Per sapere ascoltare un canto, occorre trovare il silenzio, sottrarsi dal rumore di fondo che rende le nostre vite incessanti, obbedienti, caotiche, ricche talvolta, spesso disperate ma scintillanti, sostanzialmente piene di dimenticanze e di bruttezza, di specchietti per allodole e chincaglierie che vecchi e nuovi conquistadores continuano a farci brillare davanti agli occhi sbigottiti. Con una tale pertinacia e perfidia che la vita, quella cosa meravigliosa che possediamo, passa in secondo piano di fronte alla manfrina che nella società dello spettacolo è diventata la realtà stessa. Nonostante tutto, nostro malgrado, contro ogni forma di verifica accettabile.
Risalendo la stradina sterrata che sale dal cuore scosceso della valle appare la bellezza, mai assillante né oziosa, languida quando è ora e forte e lieve e austera.

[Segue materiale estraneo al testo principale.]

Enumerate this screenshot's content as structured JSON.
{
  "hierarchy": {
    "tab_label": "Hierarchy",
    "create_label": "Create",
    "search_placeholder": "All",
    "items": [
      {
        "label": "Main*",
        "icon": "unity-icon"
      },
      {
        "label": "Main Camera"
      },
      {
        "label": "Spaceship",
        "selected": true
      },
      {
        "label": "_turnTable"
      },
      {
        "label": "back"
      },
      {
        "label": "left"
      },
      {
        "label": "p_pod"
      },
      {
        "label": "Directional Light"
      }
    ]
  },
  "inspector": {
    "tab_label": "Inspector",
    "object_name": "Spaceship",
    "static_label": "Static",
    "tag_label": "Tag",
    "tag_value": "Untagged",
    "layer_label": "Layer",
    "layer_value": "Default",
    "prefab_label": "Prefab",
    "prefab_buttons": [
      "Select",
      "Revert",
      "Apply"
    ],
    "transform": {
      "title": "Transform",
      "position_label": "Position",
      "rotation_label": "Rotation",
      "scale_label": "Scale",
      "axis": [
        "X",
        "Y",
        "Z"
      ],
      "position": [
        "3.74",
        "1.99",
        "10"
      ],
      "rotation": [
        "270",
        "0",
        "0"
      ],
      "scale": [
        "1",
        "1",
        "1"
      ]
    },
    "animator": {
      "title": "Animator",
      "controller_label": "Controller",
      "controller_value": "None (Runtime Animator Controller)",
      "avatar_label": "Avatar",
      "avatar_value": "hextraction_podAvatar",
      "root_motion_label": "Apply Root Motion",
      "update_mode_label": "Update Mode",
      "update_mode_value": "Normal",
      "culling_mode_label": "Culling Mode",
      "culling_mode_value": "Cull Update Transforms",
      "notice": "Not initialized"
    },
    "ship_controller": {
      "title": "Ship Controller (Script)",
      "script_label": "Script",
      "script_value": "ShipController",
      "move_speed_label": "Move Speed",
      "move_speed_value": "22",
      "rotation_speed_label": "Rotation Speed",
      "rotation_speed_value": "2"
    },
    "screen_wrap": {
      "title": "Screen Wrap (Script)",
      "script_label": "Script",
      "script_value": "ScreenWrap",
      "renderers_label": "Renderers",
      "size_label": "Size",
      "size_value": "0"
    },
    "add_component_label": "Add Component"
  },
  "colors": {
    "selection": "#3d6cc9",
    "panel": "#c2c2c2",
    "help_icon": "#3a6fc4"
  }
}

Ne ascolto l’armonia, vale per ogni tempo e per ogni spazio. Respirando l’aria serena di sostanza sferzante. Non ci sono alternative, camminiamo in bilico tra memoria e futuro, ad ogni passo perdiamo qualcosa o salviamo qualcosa. Siamo noi i responsabili sacri della pietra, del sogno, della luna, del vento che agita coscienze e rende improvvisi gli sguardi. Siamo noi i custodi delle radici, degli alberi, della linea dell’orizzonte, della solitudine e della semplicità, di ciò che è spirituale, che ha a che fare con lo spirito, con l’immateriale, con la capacità di pensare la vita non come una successione banale e formattata di azioni, di successi legati a queste azioni obbedienti, inculcate per annullare in un colpo solo la magnificenza del ricordo e dell’utopia, del passato sul quale poggiamo i piedi e del domani per chi verrà.
Quando le manfrine diventano trappole, e la vita rischia di essere in ostaggio di queste trappole, come per il canto degli uccelli è necessario riscoprire il silenzio. Saper dire di no, spostare l’asse dei pensieri fuori dai binari che implicano conformismo e ripetizione astratta e durevole di azioni nefaste; riprendere a tessere le parole semplici, le narrazioni che fanno bene al cuore, dividendo il grano dal loglio, lasciando cadere ciò che ci fa male, recuperando spazio e desiderio, consapevolezza su ciò che serve per vivere. Il poco e il niente. Non il troppo e l’ingiusto.
Bisogna smetterla di celebrare eroi ed eroismi, tanto più se sono farlocchi, figli di codici dettati contro i nostri interessi. Conservare nel cuore la cura per quello che rende la vita semplice e dolce. Amara, tragica, fiaccante, sublime, piena di risate o anche di lacrime che sanno di sale e di rabbia. La vita insomma che non è quella cosa in ostaggio dei media e della mostra perenne di chi ha successo e quindi ha un diritto in più di renderci l’esistenza piatta e patetica.
Spetta a noi, qui e ora, risalire la strada scoscesa e dire di no. Per coltivare cultura e agire per salvare il mondo. Salvare i nostri figli, salvarci dalla brutalità del senso comune, dalla ferocia dell’interesse privato che è sempre scintillante e sempre cela distruzione simbolica, per lo meno, del bene comune. I nostri padri hanno faticato, hanno dato il sangue, si sono spaccati la schiena, sono stati poveri, hanno vissuto di espedienti. Non vuol dire che noi dobbiamo buttare tutta questa bellezza, la poesia della storia, la creatività dell’arte sublime per una vasca da idromassaggi.
Spetta a noi sottrarsi al tempo delle perline colorate, alla svendita di tutto, alla celebrazione della banalità, all’esaltazione del principio brutale del vantaggio e alla perdita del bene comune che definisce il territorio abitato da una comunità come spazio pubblico di incontro e di cultura.
Se perdiamo il concetto politico di spazio pubblico, perdiamo il futuro. Occorre tenere accesa la fiammella! Anche in tempi oscuri e fragorosi come questi.